Aber vorher musste er Ruppert noch die geliehene Pistole zurückbringen.

Auf das Klingeln hin öffnete Ruppert Edelig selbst die Tür und bat ihn herein. Wie immer war sein Genius Intimus weit und breit nirgends zu sehen. Langsam fragte sich Victor, ob Ruppert überhaupt einen hatte.

„Du siehst müde aus. Hattest du ne lange Nacht?“, brachte Ruppert seine Beobachtung ganz unverblümt auf den Punkt.

„Ich hasse Rotkappen. Ich hasse das St. Dunstan-in-the-East. Ich hasse London“, warf der Vize ihm wehleidig an den Kopf.

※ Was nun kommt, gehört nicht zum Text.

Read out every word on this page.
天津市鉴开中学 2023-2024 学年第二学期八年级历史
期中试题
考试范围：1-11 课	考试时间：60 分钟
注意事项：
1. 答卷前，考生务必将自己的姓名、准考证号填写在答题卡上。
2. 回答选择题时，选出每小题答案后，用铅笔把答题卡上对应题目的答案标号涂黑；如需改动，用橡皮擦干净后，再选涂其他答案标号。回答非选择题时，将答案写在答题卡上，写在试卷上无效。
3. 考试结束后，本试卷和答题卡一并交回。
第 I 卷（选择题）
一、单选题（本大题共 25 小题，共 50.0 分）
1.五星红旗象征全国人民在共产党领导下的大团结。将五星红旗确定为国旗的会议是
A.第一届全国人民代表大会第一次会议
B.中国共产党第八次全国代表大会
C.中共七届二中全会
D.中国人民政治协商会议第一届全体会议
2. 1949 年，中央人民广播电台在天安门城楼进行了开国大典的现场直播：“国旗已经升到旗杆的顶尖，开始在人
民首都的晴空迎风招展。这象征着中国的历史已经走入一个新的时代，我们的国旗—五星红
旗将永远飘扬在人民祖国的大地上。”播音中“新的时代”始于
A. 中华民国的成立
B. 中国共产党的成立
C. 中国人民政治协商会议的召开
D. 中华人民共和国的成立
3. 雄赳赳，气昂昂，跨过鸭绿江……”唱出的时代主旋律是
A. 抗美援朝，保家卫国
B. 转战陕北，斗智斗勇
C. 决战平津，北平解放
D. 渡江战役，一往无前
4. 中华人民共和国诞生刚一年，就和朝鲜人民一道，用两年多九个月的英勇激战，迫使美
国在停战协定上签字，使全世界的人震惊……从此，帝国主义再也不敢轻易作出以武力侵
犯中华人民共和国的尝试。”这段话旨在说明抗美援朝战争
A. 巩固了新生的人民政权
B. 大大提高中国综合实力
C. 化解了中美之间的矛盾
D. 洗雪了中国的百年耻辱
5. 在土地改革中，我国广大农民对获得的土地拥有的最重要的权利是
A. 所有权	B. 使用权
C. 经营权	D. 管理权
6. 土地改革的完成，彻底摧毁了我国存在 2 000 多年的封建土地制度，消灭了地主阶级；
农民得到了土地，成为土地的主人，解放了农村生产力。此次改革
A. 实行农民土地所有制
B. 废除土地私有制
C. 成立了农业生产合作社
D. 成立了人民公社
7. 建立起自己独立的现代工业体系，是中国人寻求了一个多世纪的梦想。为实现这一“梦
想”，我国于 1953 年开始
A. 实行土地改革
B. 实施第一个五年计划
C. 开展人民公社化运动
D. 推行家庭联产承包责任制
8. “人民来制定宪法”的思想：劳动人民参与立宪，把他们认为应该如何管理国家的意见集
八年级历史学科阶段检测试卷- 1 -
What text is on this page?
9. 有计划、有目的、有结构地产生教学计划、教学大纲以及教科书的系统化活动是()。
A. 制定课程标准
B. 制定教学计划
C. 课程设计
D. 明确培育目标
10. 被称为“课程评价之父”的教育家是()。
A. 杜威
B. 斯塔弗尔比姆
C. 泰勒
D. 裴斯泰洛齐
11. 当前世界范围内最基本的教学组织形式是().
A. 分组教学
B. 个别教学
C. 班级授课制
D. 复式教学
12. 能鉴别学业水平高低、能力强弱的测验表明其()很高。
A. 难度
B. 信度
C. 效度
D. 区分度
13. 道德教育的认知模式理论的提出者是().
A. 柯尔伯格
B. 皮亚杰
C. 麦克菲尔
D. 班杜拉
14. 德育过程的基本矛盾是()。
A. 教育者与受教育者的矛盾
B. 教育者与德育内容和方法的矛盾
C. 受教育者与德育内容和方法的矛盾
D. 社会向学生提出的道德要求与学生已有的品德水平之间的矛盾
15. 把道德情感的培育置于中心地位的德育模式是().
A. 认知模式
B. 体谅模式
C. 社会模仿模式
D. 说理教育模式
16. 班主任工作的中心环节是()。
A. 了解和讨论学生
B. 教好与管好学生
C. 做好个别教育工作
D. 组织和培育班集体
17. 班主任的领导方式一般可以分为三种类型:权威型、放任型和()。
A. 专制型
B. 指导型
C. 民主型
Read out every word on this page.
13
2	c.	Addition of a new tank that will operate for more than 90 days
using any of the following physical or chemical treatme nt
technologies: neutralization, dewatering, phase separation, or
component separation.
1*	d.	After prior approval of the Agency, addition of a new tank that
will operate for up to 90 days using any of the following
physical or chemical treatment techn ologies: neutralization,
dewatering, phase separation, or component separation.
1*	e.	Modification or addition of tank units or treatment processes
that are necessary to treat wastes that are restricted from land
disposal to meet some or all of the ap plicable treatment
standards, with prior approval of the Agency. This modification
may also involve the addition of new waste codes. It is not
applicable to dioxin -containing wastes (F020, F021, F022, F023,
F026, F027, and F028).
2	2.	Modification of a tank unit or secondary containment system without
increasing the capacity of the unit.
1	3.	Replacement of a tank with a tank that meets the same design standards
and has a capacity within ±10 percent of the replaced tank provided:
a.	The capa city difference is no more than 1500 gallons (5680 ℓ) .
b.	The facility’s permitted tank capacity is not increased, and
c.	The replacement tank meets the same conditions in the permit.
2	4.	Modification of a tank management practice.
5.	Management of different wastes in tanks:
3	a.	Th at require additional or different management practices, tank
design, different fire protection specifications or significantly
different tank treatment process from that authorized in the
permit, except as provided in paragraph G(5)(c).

Ruppert lachte leise, nahm die Pistole und zog sofort das Magazin heraus, um den Füllstand zu prüfen. „Da fehlt eine.“

„Ja“, gab Victor bedauernd zu.

„Muss ich mit Ärger rechnen?“

„Ich hab einen Zeugen erschossen. Aber das Opfer ist vom Angesicht der Erde verschwunden. Das wird keiner mehr finden, weder tot noch lebendig. ... Also, nein, kein Ärger zu erwarten.“

Ruppert schob das Magazin wieder in den Schacht. „slawa bogu“ [Gott sei Dank], meinte er dabei.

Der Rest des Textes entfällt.